Although she no longer actively collects art for herself, Teresa still does a significant amount of appraisal and consulting work to advise other collectors and guide them in the acquisition or sale of their artworks.
“The quality that distinguishes Teresa from lots of other people, not just people that are involved in the field of art, is she genuinely has a heart and compassion,” says her long-time friend Donald Iannone, DDiv, PhD. “She’s been helpful to my wife Mary and I with some of our art at home in terms of placement, and she has always been a great resource willing to give of her time personally and otherwise.”
Drawing on her extensive expertise and experience in collecting art, Teresa offers several pieces of advice for private collectors: Attend CMA shows and watch the museum’s recent acquisitions. Use the museum library to research pieces that you have. Join some of CMA’s specialized groups such as the painting and drawing, contemporary, or photography societies to learn what people who are serious collectors are collecting.

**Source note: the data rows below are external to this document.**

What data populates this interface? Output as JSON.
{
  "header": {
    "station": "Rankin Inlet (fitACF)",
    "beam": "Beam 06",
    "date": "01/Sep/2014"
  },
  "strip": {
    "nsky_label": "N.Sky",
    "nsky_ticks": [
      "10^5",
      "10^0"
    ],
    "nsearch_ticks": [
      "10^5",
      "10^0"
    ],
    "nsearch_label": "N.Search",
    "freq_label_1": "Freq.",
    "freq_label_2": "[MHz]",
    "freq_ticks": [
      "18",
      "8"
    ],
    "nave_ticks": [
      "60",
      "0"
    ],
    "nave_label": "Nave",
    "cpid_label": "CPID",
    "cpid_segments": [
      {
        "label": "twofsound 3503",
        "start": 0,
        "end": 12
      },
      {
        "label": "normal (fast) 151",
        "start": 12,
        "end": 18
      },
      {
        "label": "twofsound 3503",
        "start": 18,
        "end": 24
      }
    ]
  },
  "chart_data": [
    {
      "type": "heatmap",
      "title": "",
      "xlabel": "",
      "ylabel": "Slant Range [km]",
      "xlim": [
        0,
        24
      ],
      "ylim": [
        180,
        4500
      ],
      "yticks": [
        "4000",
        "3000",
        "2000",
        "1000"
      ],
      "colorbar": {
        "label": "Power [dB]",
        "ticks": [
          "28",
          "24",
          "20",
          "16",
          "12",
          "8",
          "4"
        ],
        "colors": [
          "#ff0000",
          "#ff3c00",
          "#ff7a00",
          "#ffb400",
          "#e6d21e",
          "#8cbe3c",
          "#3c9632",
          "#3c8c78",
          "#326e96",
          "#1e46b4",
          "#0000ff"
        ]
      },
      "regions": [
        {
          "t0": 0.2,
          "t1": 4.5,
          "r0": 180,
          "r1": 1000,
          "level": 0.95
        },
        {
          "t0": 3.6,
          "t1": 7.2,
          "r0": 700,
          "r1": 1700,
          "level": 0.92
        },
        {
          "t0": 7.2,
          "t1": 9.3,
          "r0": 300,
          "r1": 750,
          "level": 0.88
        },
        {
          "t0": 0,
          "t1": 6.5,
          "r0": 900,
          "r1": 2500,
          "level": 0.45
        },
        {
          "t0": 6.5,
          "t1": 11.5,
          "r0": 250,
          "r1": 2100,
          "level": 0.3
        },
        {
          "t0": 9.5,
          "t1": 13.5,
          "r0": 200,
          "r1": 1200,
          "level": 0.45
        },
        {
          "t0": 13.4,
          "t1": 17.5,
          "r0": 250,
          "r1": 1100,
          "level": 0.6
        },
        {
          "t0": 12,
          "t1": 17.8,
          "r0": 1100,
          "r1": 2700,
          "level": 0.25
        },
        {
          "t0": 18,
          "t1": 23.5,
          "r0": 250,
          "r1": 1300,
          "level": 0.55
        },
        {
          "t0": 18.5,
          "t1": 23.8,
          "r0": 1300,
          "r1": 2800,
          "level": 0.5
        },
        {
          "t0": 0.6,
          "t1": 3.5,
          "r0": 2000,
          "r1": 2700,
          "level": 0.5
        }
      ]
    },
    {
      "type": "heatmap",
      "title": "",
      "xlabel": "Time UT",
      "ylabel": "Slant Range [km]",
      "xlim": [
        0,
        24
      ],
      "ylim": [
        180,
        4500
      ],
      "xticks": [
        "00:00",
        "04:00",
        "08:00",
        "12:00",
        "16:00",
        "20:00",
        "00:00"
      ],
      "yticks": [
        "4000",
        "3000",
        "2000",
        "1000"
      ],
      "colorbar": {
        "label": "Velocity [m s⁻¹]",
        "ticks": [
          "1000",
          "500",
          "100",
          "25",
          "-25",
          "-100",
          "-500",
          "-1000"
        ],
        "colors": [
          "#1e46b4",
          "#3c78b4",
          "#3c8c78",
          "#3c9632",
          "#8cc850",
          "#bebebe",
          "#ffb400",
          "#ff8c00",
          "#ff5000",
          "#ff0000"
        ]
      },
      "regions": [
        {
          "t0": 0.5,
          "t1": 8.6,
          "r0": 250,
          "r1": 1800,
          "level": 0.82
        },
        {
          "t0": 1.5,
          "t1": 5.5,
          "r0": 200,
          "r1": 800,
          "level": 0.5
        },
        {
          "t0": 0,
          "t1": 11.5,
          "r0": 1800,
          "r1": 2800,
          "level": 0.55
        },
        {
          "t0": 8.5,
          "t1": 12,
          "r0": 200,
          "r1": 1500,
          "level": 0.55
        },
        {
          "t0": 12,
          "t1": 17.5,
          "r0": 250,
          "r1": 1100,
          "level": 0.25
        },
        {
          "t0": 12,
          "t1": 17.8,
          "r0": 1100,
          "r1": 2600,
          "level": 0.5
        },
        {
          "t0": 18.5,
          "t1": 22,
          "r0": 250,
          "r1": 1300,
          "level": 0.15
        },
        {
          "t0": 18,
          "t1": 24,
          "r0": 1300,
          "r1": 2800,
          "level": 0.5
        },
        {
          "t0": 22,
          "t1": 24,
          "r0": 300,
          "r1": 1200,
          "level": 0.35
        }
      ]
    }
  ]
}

She and her daughter maintain a website on Artsy, which has valuable databases about art that you can use for research.
“The best advice is buy what you love,” Teresa says. “If you are interested in long-term value, buy what is being sold at Sotheby’s and Christie’s auction houses and is being shown at the museum level, whether it’s a young artist just getting into small museum shows or a more established artist.”
Among her favorite investment pieces were two paintings by Willem de Kooning and a couple Jim Dine works that she sold to make a profit, but it was a Tom Wesselmann portrait of Elizabeth Taylor that represents the risks of the art market for her. She had purchased the painting for $5,000 and gave it a prominent placement by her front door. When she later sold it for $20,000, she thought that was a good price.
“It’s now worth close to $80,000, so I’m wishing I had it back,” she says. “At that moment, I needed a little extra cash, so I sold it. But it can still be kind of fun because I had placed the de Kooning and Dine works in my clients’ collections, and I’ve been doing other art appraisals for them, so I still get to visit those pieces!”